Soldier. Bonham was born in Edgefield District on February 20, 1807, the son of James Bonham and Sophia Butler Smith. He was expelled from South Carolina College in 1827 for participating in a protest over the quality of the food served at the college boardinghouse. He then studied law and set up practice in Pendleton in 1830. During the nullification crisis of 1832 he commanded an artillery company in Charleston, but by 1834 he was practicing law in Montgomery, Alabama. When the Texas revolution broke out, Bonham went to Mobile and helped raise the Mobile Greys, volunteers for service in Texas. On December 1, 1835, he wrote to Sam Houston offering to serve without pay, land, or rations. He was commissioned a second lieutenant in the Texas cavalry, although he never served in an organized unit. In late December he was practicing law in Brazoria.
Bonham rode with James Bowie into San Antonio de Béxar and the Alamo in early January 1836. About February 16, 1836, Bonham was sent by Lieutenant Colonel William Travis with letters requesting reinforcements. Bonham was unable to convince Colonel James W. Fannin to act, but he did return with a letter written on March 1, 1836, by Major Robert M. “Three-Legged Willie” Williamson promising help and urging Travis to hold out. On March 3 Bonham dashed through the Mexican lines and carried this letter into the Alamo. Williamson’s promise raised the spirits of the defenders, but it was too late. On March 6 Santa Anna ordered the final attack, and Bonham, along with six other South Carolinians, died defending the Alamo. The town of Bonham, Texas, was named in his honor.

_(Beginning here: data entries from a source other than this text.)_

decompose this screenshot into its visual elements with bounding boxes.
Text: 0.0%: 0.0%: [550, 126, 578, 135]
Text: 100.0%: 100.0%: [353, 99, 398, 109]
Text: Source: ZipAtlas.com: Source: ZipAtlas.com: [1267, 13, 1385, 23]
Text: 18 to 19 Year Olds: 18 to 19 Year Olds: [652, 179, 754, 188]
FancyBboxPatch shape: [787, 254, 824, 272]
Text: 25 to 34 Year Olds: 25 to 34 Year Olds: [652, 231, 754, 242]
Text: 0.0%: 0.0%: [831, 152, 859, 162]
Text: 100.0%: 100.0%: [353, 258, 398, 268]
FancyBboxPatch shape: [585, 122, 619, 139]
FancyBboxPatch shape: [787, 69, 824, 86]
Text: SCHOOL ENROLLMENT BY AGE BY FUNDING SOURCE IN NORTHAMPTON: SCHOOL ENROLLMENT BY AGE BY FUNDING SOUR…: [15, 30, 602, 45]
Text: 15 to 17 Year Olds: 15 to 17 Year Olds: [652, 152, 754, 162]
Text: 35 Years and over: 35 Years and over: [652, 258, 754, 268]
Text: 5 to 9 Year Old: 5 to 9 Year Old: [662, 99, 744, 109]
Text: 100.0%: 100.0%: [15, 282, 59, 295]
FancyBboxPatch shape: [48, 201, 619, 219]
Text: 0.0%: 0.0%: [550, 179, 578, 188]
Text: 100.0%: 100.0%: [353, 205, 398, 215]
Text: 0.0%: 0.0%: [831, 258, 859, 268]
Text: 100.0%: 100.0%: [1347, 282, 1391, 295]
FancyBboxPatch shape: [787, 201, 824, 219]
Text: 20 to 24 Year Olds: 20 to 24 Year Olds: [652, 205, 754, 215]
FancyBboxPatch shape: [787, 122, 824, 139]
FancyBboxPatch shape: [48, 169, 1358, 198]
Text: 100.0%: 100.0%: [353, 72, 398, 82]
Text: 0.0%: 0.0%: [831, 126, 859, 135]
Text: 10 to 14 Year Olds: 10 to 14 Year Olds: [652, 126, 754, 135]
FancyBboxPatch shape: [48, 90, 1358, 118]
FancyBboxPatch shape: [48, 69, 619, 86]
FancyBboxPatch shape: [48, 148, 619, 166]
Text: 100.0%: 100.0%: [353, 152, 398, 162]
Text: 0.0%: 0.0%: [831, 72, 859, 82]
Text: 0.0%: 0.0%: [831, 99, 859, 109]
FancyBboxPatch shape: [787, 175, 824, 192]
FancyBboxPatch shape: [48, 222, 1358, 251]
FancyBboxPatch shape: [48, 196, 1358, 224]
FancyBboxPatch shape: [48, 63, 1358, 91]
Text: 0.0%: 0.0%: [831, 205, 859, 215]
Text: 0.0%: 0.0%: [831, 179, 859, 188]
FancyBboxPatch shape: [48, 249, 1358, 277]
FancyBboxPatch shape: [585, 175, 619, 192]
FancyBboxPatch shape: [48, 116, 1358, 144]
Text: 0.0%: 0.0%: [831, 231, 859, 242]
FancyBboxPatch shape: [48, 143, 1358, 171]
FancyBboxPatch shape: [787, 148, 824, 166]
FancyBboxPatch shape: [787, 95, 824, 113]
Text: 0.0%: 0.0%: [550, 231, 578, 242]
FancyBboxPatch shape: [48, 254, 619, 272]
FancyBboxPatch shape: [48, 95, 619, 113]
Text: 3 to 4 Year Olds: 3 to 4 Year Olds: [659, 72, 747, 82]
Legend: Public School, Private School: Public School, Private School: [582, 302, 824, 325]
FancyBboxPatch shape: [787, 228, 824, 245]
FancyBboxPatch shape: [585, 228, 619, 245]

Groneman, Bill. Alamo Defenders: A Genealogy, the People and Their Words. Austin, Tex.: Eakin, 1990.
Nofi, Albert A. The Alamo and the Texas War of Independence, September 30, 1835 to April 21, 1836: Heroes, Myths, and History. Conshohocken, Pa.: Combined Books, 1992.
Roberts, Randy, and James S. Olson. A Line in the Sand: The Alamo in Blood and Memory. New York: Free Press, 2001.